Well, not to split hairs, but even after I paid off the mortgage, I would have an obligation in perpetuity to the county I lived in, which happens to have some of the highest property taxes in the country. They would take ownership of my home if I failed to meet that obligation, regardless of my ability to trade my labor for my money. Oh, and there was also that little detail the real estate agent got dodgy about when mentioned: the substantial financial commitment to my new HOA (Homeowners Association). But yay! I was a homeowner.

While my salary had grown into the six figures now. My financial burden had increased in parity. I was earning more than ever, but I was also spending more than ever. And saving basically nothing. And as a new homeowner, I was faced with a massive issue right out of the gate that seemed to fly in the face of my values.
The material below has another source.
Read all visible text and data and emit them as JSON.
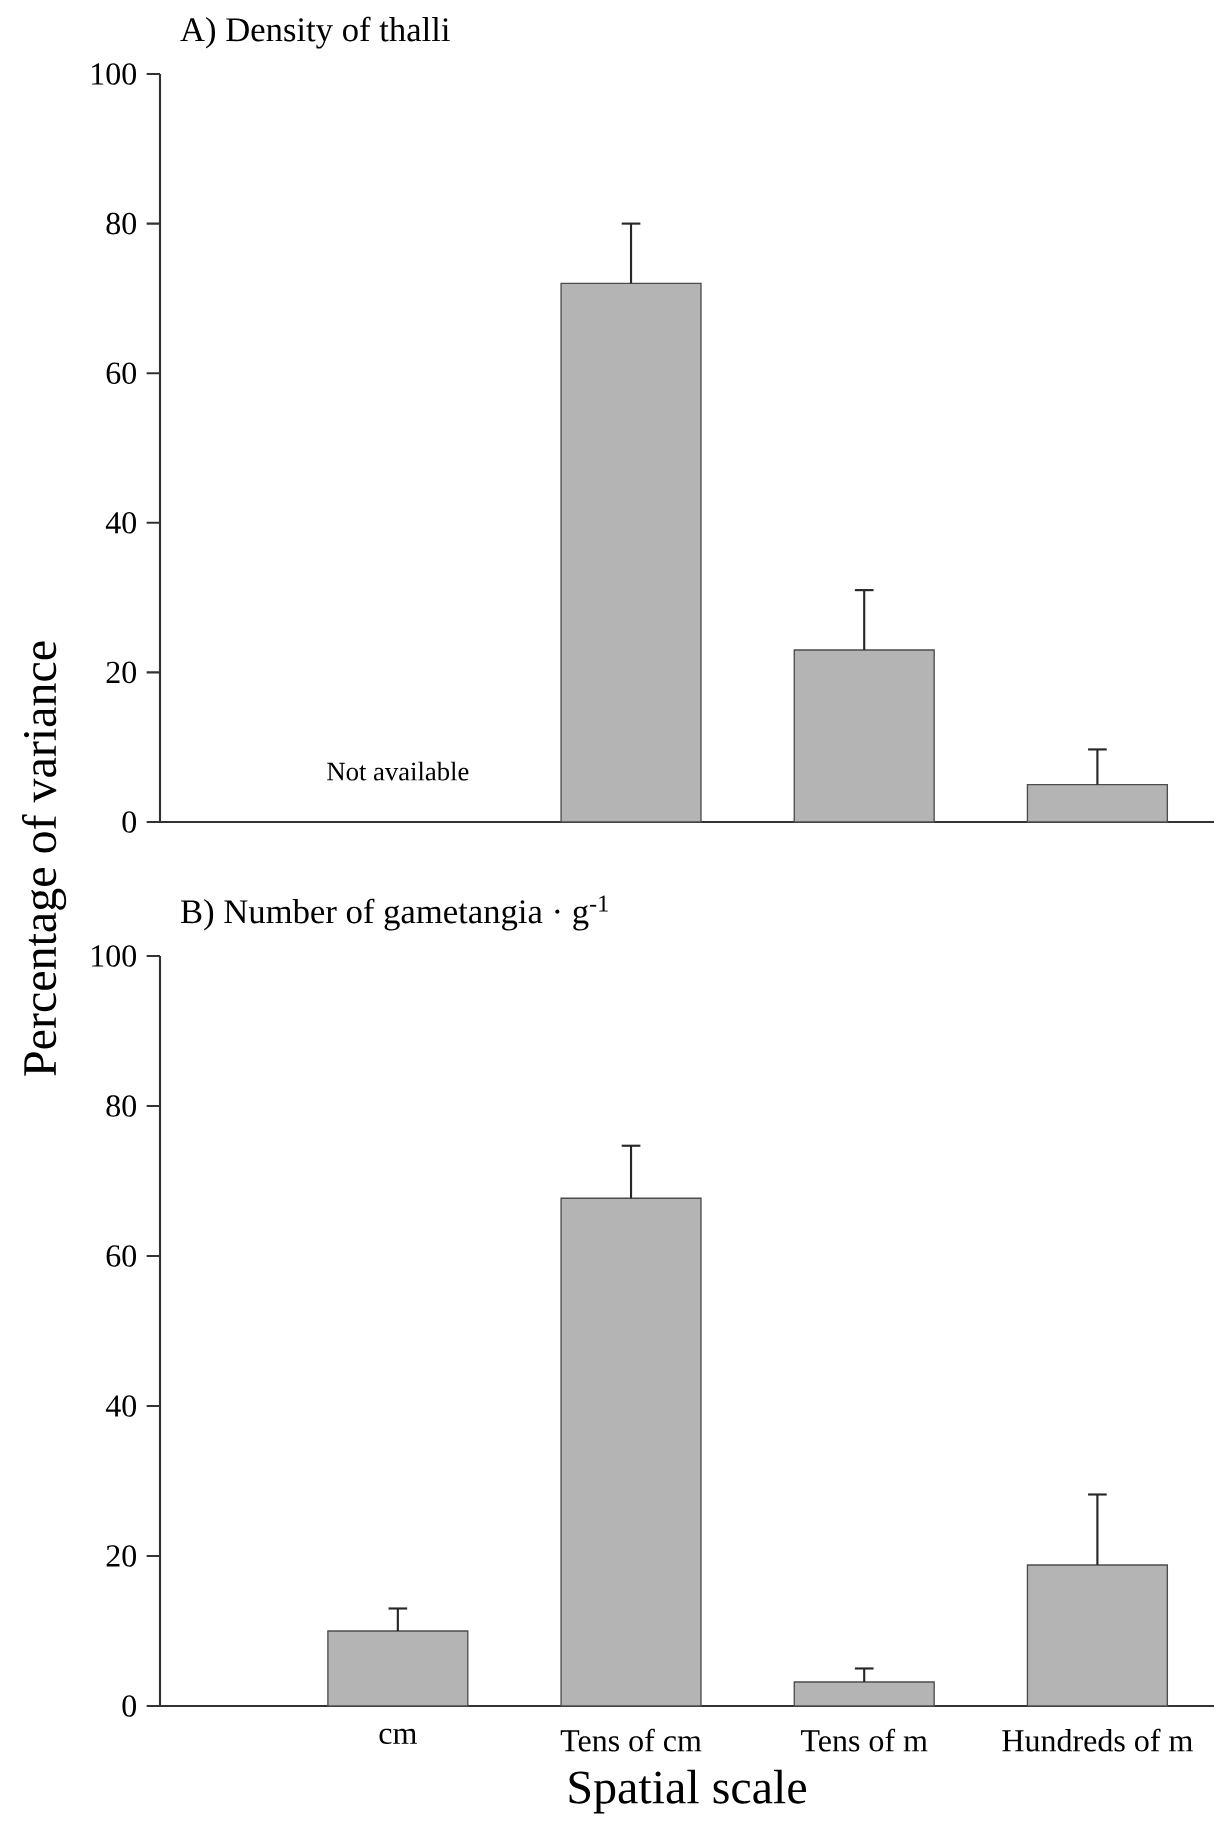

I felt more empty than ever walking into this new space I called my home. I had two bedrooms and two bathrooms of space to fill. Over 1,700 square feet of blank canvas to occupy with reflections of my remarkable identity and bespoke personality. IKEA seemed like an apropos destination to seek answers in their meandering consumer displays of "homey" trinkets and particle board furniture. 

A pang of depression set in as I approached the suburban monument to consumerism. I parked my car in the shadow of the foreboding monolith structure and navigated my way past snarled queues of shuttle buses, SUVs, and minivans, all lurching forward in sluggish intervals. As I ascended a vast escalator up to an ornate showroom, I observed the throngs of other IKEA shoppers ostensibly all making an identical pilgrimage. An attempt to give their homes this elusive, fleeting feeling to let us know we are happy, settled, fulfilled, desirable in the eyes of others, adults, responsible, and worthy. 

But seeing the economies of scale of this level of consumption was beyond disturbing. Pallets stacked precariously high with unassembled bedroom accent chairs and stylish armoires. Oversized carts overflowing with all manner of home decor: vases, fruit bowls, mass produced wall art, clocks, and mirrors. I just couldn’t imagine a world where a mountain of any of these items, regardless of their sheik, ascetically pleasing facades, would quell this restlessness that had been building within me for several years now. Even if all the rooms in my new condo matched these precisely calculated and curated displays illuminated by seductive lighting, would my life change for the better?

And the realization came to me as I ascended further toward the Swedish meatball apex of the shopping center. I was buying all these things, these lifestyle accessories, the condo, the car, and the trinkets, not for myself, but as a result of my almost ceaseless comparison with others. I wasn't at the wheel of my life. Expectations from others, usually strangers, seemed to be driving all my decisions. Is sacrificing my values, including concerns for the environment and humanity, worth these purported ornaments of success? Is going further into debt a reasonable choice to acquire these objects?

I left the IKEA empty-handed that day.

Less than two years later, I defied all advice and sold my condo (still with many empty spaces throughout) and moved into a studio apartment for far less financial commitment. My primary motivation was to remove financial commitments and obligations from my life that got in the way of pursuing my passions. And to break free from financial entanglements that tethered me to a miserable job and compromised my health and well-being. I no longer wanted to be beholden by the expectations of others. Freedom from the American Dream is my pursuit of happiness.